Have you seen the movie or read the book A Man Called Ove?  It tells the story of an aging Swedish widow whose life of Order collapsed after his wife died, he was laid off from work, and a pregnant Iranian woman moves next door.  He tries to die by suicide but each time his attempts are thwarted. He quickly moves from Order to Disorder. As he moves moments of tenderness, compassion, humor and grace emerge.  By the end he is in the midst of a Reordered life. The same is true for Best of Enemies the story of desegregation in Durham, NC centered on two people, one the leader of the local Klu Klux Klan chapter and the other is a community activist.  Order is clear, the other is the enemy. Disorder - desegregation and they are ordered by a judge to work together to provide a way forward. Reorder - they both changed and became lifelong friends and worked together for the common good.   


If we are going to live into the new life God has for us in kairos time we will do so in the “Reorder Box”.  There is healing after pain, there is reconciliation after being harmed, there is getting up after failures, there is belief after doubt, there is life after death.  We don't have to apologize for the Bible, we don't have to be embarrassed that we’re a church, we don't have to be ashamed that we’re Baptist (because in a few years folk won’t even know the difference between Lutheran and Baptist anyway).  What we have to do is live honest, compassionate, loving, authentic, vulnerable, Christ-centered lives. Let us take the gifts from the Order Box and the gifts from the Disorder Box and let us pilgrim together to the Reorder Box.  


Brothers and Sisters and Siblings this will be difficult.
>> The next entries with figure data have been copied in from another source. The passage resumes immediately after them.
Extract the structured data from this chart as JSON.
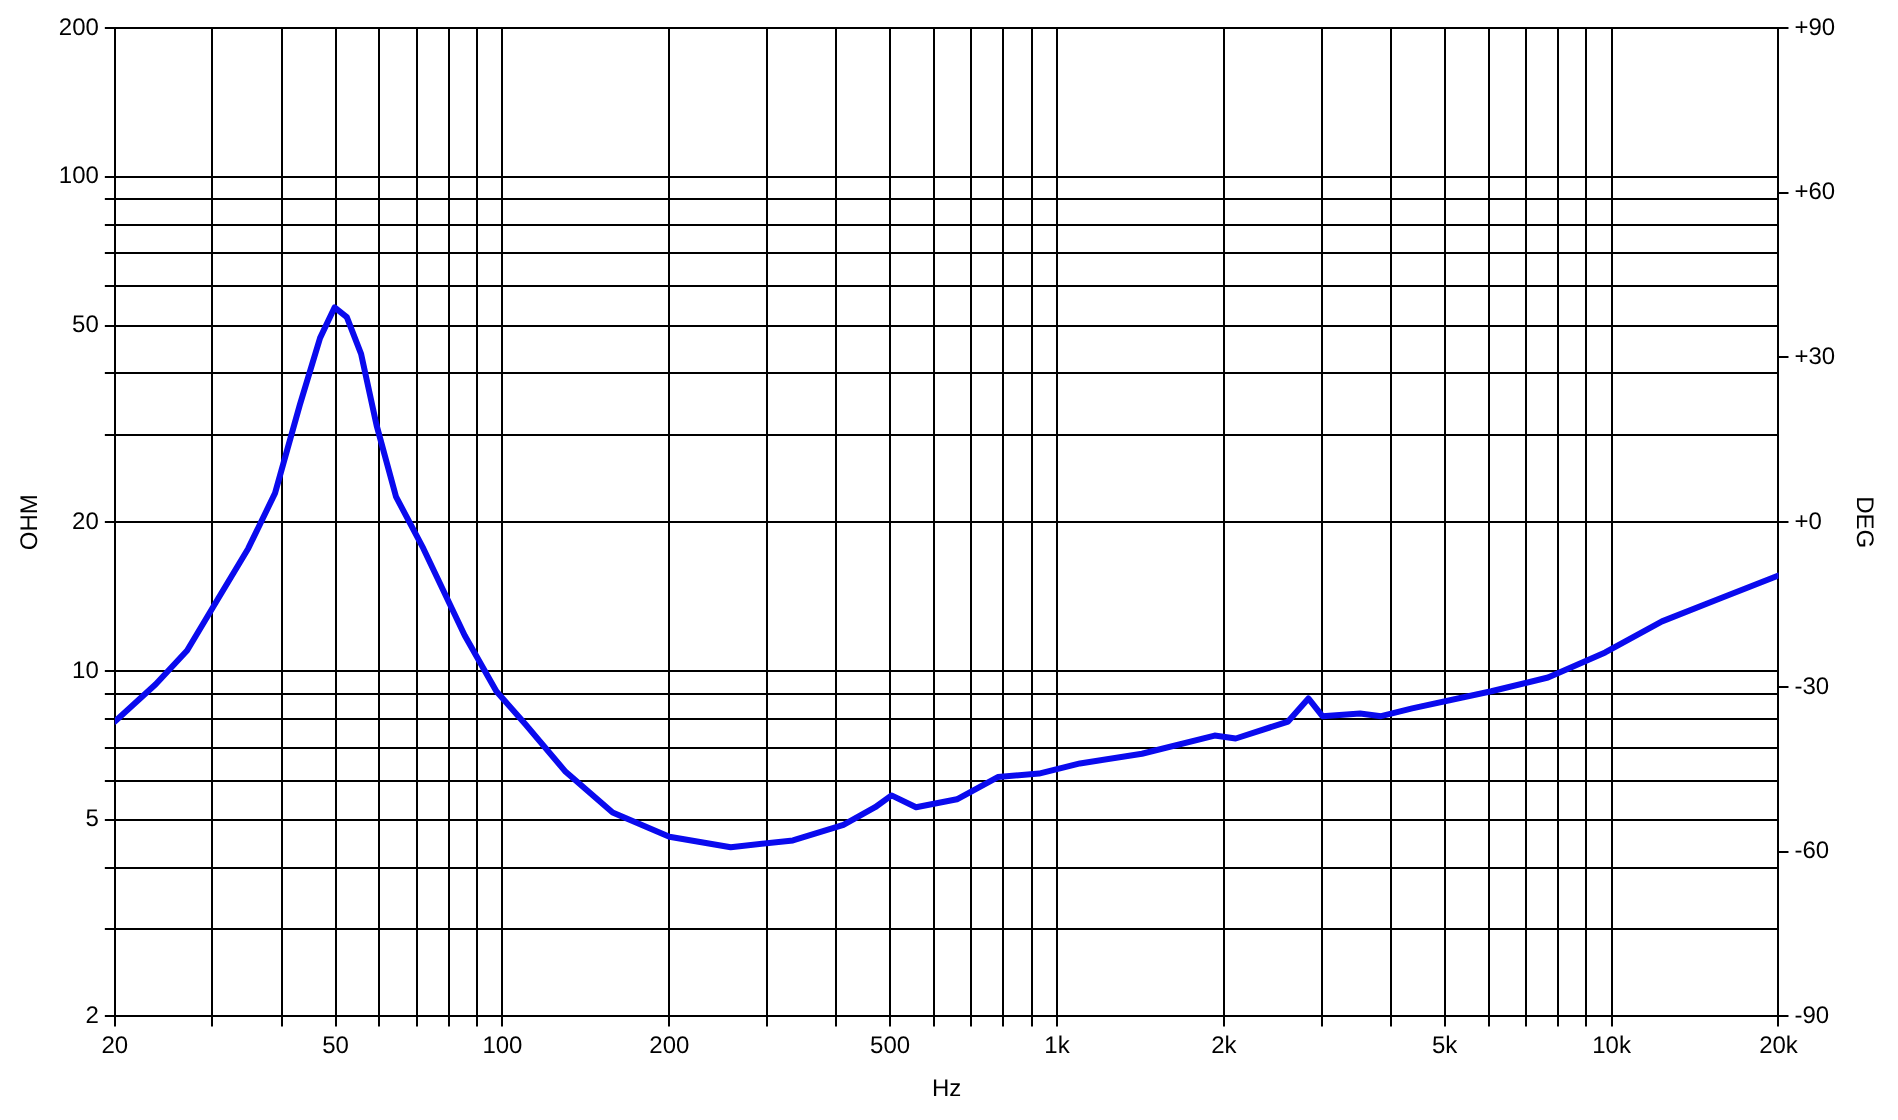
{
  "chart_data": {
    "type": "line",
    "xlabel": "Hz",
    "ylabel": "OHM",
    "y2label": "DEG",
    "log": "xy",
    "grid": true,
    "legend": false,
    "marker": "none",
    "line_style": "solid",
    "x": [
      20,
      23.7,
      27,
      30.7,
      34.8,
      38.9,
      43.1,
      46.9,
      49.8,
      52.4,
      55.6,
      59.3,
      64.3,
      72,
      85.5,
      97.5,
      110,
      130,
      158,
      200,
      258,
      334,
      412,
      470,
      503,
      557,
      660,
      782,
      928,
      1100,
      1423,
      1924,
      2100,
      2610,
      2840,
      3010,
      3520,
      3840,
      4370,
      6070,
      7680,
      9740,
      12330,
      15640,
      20000
    ],
    "series": [
      {
        "color": "#0a0aee",
        "values": [
          7.9,
          9.4,
          11,
          14,
          17.7,
          22.9,
          34.5,
          47.2,
          54.4,
          52,
          43.8,
          31.4,
          22.5,
          17.7,
          11.8,
          9.1,
          7.8,
          6.25,
          5.17,
          4.62,
          4.4,
          4.54,
          4.88,
          5.3,
          5.6,
          5.3,
          5.5,
          6.1,
          6.2,
          6.5,
          6.8,
          7.4,
          7.3,
          7.9,
          8.8,
          8.1,
          8.2,
          8.1,
          8.4,
          9.1,
          9.7,
          10.9,
          12.6,
          14,
          15.6
        ]
      }
    ],
    "xlim": [
      20,
      20000
    ],
    "xticks": [
      20,
      {
        "value": 30,
        "label": null
      },
      {
        "value": 40,
        "label": null
      },
      50,
      {
        "value": 60,
        "label": null
      },
      {
        "value": 70,
        "label": null
      },
      {
        "value": 80,
        "label": null
      },
      {
        "value": 90,
        "label": null
      },
      100,
      200,
      {
        "value": 300,
        "label": null
      },
      {
        "value": 400,
        "label": null
      },
      500,
      {
        "value": 600,
        "label": null
      },
      {
        "value": 700,
        "label": null
      },
      {
        "value": 800,
        "label": null
      },
      {
        "value": 900,
        "label": null
      },
      {
        "value": 1000,
        "label": "1k"
      },
      {
        "value": 2000,
        "label": "2k"
      },
      {
        "value": 3000,
        "label": null
      },
      {
        "value": 4000,
        "label": null
      },
      {
        "value": 5000,
        "label": "5k"
      },
      {
        "value": 6000,
        "label": null
      },
      {
        "value": 7000,
        "label": null
      },
      {
        "value": 8000,
        "label": null
      },
      {
        "value": 9000,
        "label": null
      },
      {
        "value": 10000,
        "label": "10k"
      },
      {
        "value": 20000,
        "label": "20k"
      }
    ],
    "ylim": [
      2,
      200
    ],
    "yticks": [
      2,
      {
        "value": 3,
        "label": null
      },
      {
        "value": 4,
        "label": null
      },
      5,
      {
        "value": 6,
        "label": null
      },
      {
        "value": 7,
        "label": null
      },
      {
        "value": 8,
        "label": null
      },
      {
        "value": 9,
        "label": null
      },
      10,
      20,
      {
        "value": 30,
        "label": null
      },
      {
        "value": 40,
        "label": null
      },
      50,
      {
        "value": 60,
        "label": null
      },
      {
        "value": 70,
        "label": null
      },
      {
        "value": 80,
        "label": null
      },
      {
        "value": 90,
        "label": null
      },
      100,
      200
    ],
    "y2lim": [
      -90,
      90
    ],
    "y2ticks": [
      -90,
      -60,
      -30,
      {
        "value": 0,
        "label": "+0"
      },
      {
        "value": 30,
        "label": "+30"
      },
      {
        "value": 60,
        "label": "+60"
      },
      {
        "value": 90,
        "label": "+90"
      }
    ]
  }
}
Another line I’m holding onto, “The experienced church leader has learned that while renewing an established congregation may take only half as many radical ideas as projected, it will take twice as long as anticipated, and be three tims more difficult than ever imagined. We can never underestimate the time and energy required”.  And yes we’re all have to sacrifice our sacred cows, so what? This is our last good chance, while the opportunity is present, while we still have the energy and potential, while folk still harken our doors, while we still have name and recognition to cash in on... What are we waiting for? The time, kairos, is now. Let’s do this.